A project to simulate the probability that it is raining in Seattle.
If you ask your friends whether or not it is raining in Seattle right now, and you can assume that each independently lies with some probability, the probability that it is actually raining depends on the prior probability of rain in Seattle, as this simulation shows.
- Consistency: the friends all share the same truth, i.e. it is not possible for one friend to say that it is raining and be telling the truth, and for another friend to say that it is not raining and also be telling the truth (in a more realistic situation, it is possible that not all parts of Seattle receive rain, which could violate this assumption)
- Definitive prior: you know before calling any of your friends that there is some probability that it is raining (i.e. based on weather forcasts) and you know the true value of this probability
- Independence of answers: each friend will lie or tell the truth independent of the actions of all other friends (i.e. no collusion to lie or tell the truth to you)
The probability that one friend says that it is raining can be obtained with minimal computation if the probability that it is raining is known, and therefore the probability that all friends say that it is raining.

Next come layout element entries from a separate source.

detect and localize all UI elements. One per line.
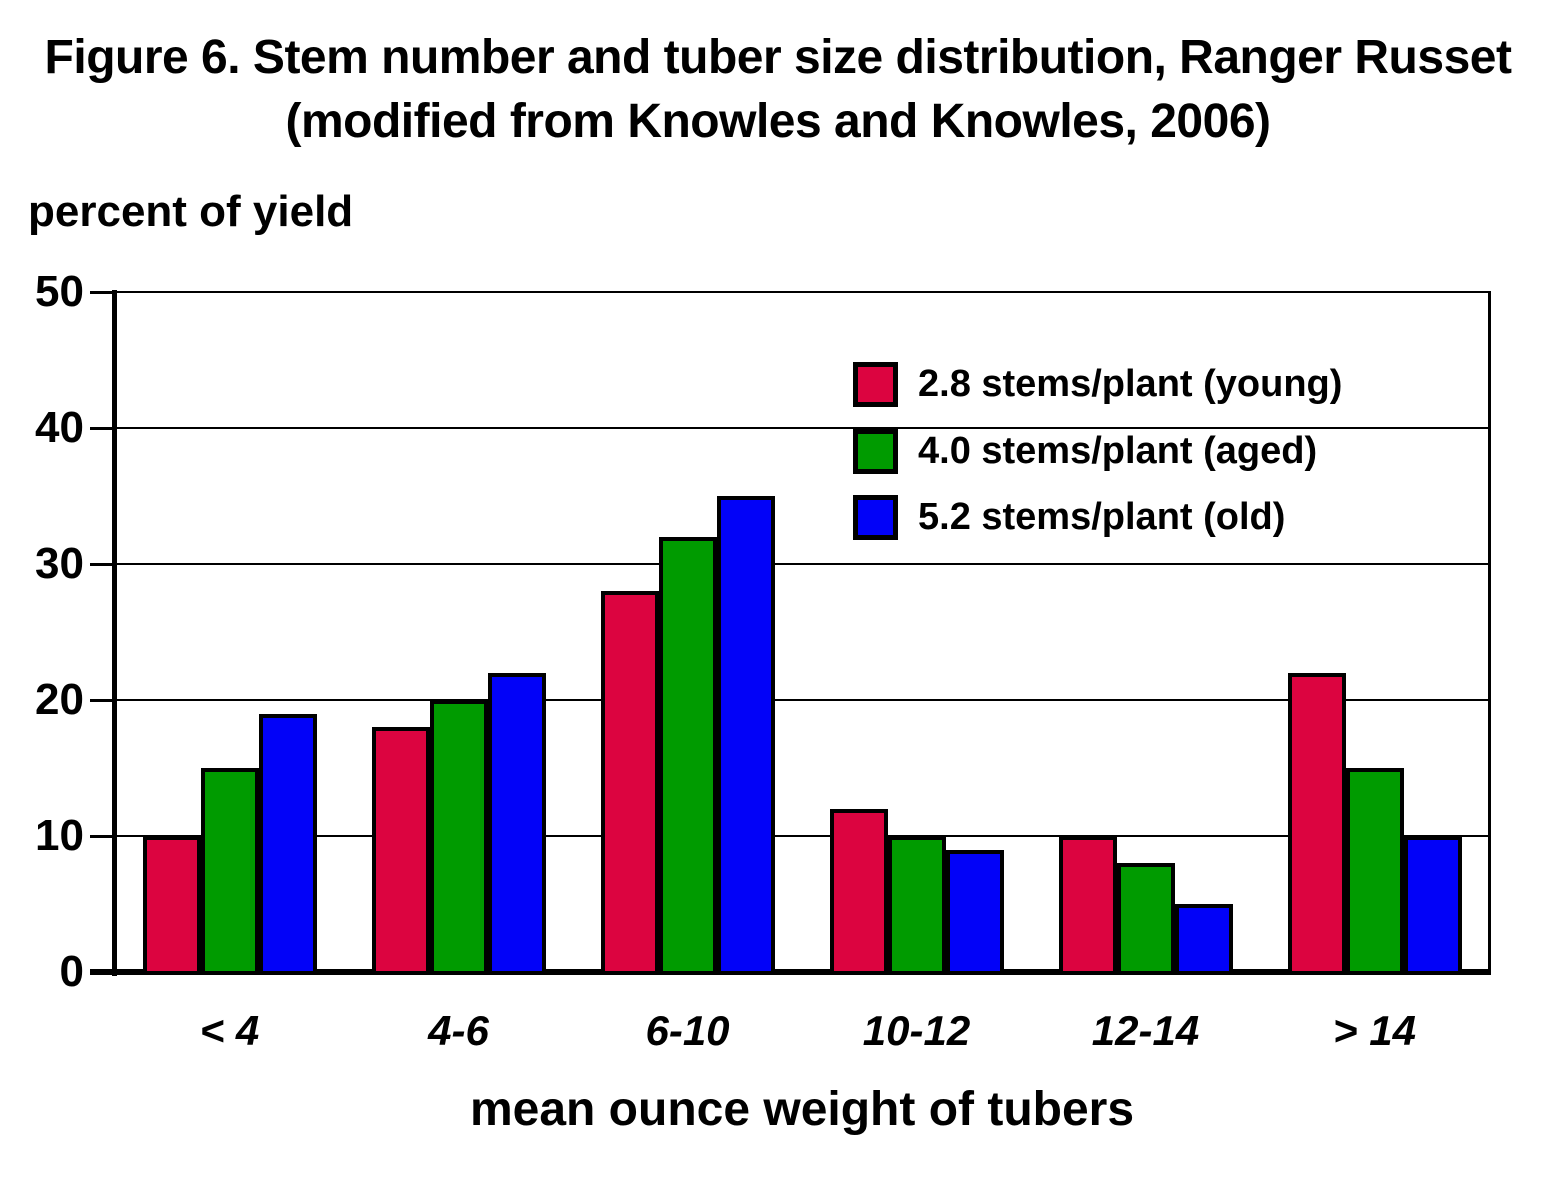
x-category-label-5: 12-14 xyxy=(1091,1007,1200,1054)
y-tick-30 xyxy=(90,562,113,566)
bar-series-2-cat-2 xyxy=(429,700,488,975)
legend-swatch-1 xyxy=(853,362,898,407)
x-axis-title: mean ounce weight of tubers xyxy=(469,1083,1135,1136)
y-tick-label-0: 0 xyxy=(59,947,84,996)
gridline-50 xyxy=(113,291,1490,293)
bar-series-3-cat-6 xyxy=(1403,836,1462,975)
bar-series-1-cat-4 xyxy=(829,808,888,975)
bar-series-3-cat-4 xyxy=(945,849,1004,975)
x-axis xyxy=(90,969,1490,975)
chart-title-line2: (modified from Knowles and Knowles, 2006… xyxy=(285,95,1272,148)
bar-series-2-cat-5 xyxy=(1116,863,1175,975)
y-tick-40 xyxy=(90,426,113,430)
bar-series-1-cat-5 xyxy=(1058,836,1117,975)
legend-label-2: 4.0 stems/plant (aged) xyxy=(918,429,1318,472)
y-tick-10 xyxy=(90,834,113,838)
y-tick-20 xyxy=(90,698,113,702)
legend-label-1: 2.8 stems/plant (young) xyxy=(918,363,1343,405)
bar-series-3-cat-2 xyxy=(487,672,546,975)
bar-series-3-cat-3 xyxy=(716,496,775,975)
y-axis xyxy=(112,290,117,976)
y-tick-label-10: 10 xyxy=(35,811,84,860)
bar-series-1-cat-6 xyxy=(1287,672,1346,975)
bar-series-1-cat-2 xyxy=(371,727,430,975)
bar-series-2-cat-4 xyxy=(887,836,946,975)
y-tick-label-30: 30 xyxy=(35,539,84,588)
bar-series-2-cat-3 xyxy=(658,536,717,975)
bar-series-3-cat-1 xyxy=(258,713,317,975)
gridline-30 xyxy=(113,563,1490,565)
plot-right-border xyxy=(1488,291,1491,975)
y-tick-label-50: 50 xyxy=(35,267,84,316)
gridline-10 xyxy=(113,835,1490,837)
x-category-label-6: > 14 xyxy=(1333,1007,1416,1054)
chart-title: Figure 6. Stem number and tuber size dis… xyxy=(0,26,1556,154)
legend-swatch-2 xyxy=(853,428,898,474)
x-category-label-4: 10-12 xyxy=(862,1007,971,1054)
legend-label-3: 5.2 stems/plant (old) xyxy=(918,496,1286,538)
y-axis-title: percent of yield xyxy=(28,187,354,236)
bar-series-2-cat-6 xyxy=(1345,768,1404,975)
chart-title-line1: Figure 6. Stem number and tuber size dis… xyxy=(44,31,1512,84)
x-category-label-2: 4-6 xyxy=(428,1007,489,1054)
legend-swatch-3 xyxy=(853,495,898,540)
gridline-40 xyxy=(113,427,1490,429)
y-tick-label-40: 40 xyxy=(35,403,84,452)
bar-series-1-cat-1 xyxy=(142,836,201,975)
x-category-label-1: < 4 xyxy=(199,1007,260,1054)
bar-series-3-cat-5 xyxy=(1174,904,1233,975)
bar-series-2-cat-1 xyxy=(200,768,259,975)
bar-series-1-cat-3 xyxy=(600,591,659,975)
y-tick-label-20: 20 xyxy=(35,675,84,724)
x-category-label-3: 6-10 xyxy=(645,1007,730,1054)
y-tick-50 xyxy=(90,290,113,294)
gridline-20 xyxy=(113,699,1490,701)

In order to get the probability that it is raining given that all friends said that it was, Bayes' Rule can be used:
P(rain | all yes) = P(all yes | rain) * P(rain) / P(all yes)
The value P(all yes | rain) does not depend on the prior probability of rain, but P(rain) is itself the prior probability of rain and P(all yes) depends on this prior.
If the number of friends is n, and each friend lies with probability P(lie) and tells the truth with probability (1 - P(lie))
P(all yes) = P(rain) * ( (1 - P(lie)) )^n + (1 - P(rain)) * ( P(lie) )^n
P(all yes | rain) = (1 - P(lie))^n
Some interesting observation(s):
- If the probability of friends lying is 0.5, then mathematically the probability of rain will always be the same as the prior regardless of the number of friends. This makes sense because the response of a friend conveys no information if the response is equally likely to be true or false.
- If the probability of friends lying is above 0.5, the posterior probability of rain decreases (often dramatically depending on the number of friends and how high the probability of lying is) given that all friends said yes.
In addition to an analytic solution (which can be run with "python seattlerain.py [options] -a"), the module contains code to simulate the problem. It does so by picking whether or not rain occurred according to the prior, then picking whether each friend lies or does not lie. Out of the times when all friends say it is raining, the fraction of times when it is actually raining gives an approximation the posterior probability of rain.
Known difficult case(s):
- When num_friends is large: because the probability that all friends will say that it is raining decays exponentially in the number of friends (when the probability of lying is non-zero), it is possible that there will not be a single iteration where all friends said yes. Possible solutions include increasing the number of iterations, decreasing the number of friends, or using the analytic solution.
- When prob_lie and prior are both zero: it is impossible for any (let alone all) friends to say that it is raining. Thus the simulation fails in this case. The analytic solution is not defined in this case either.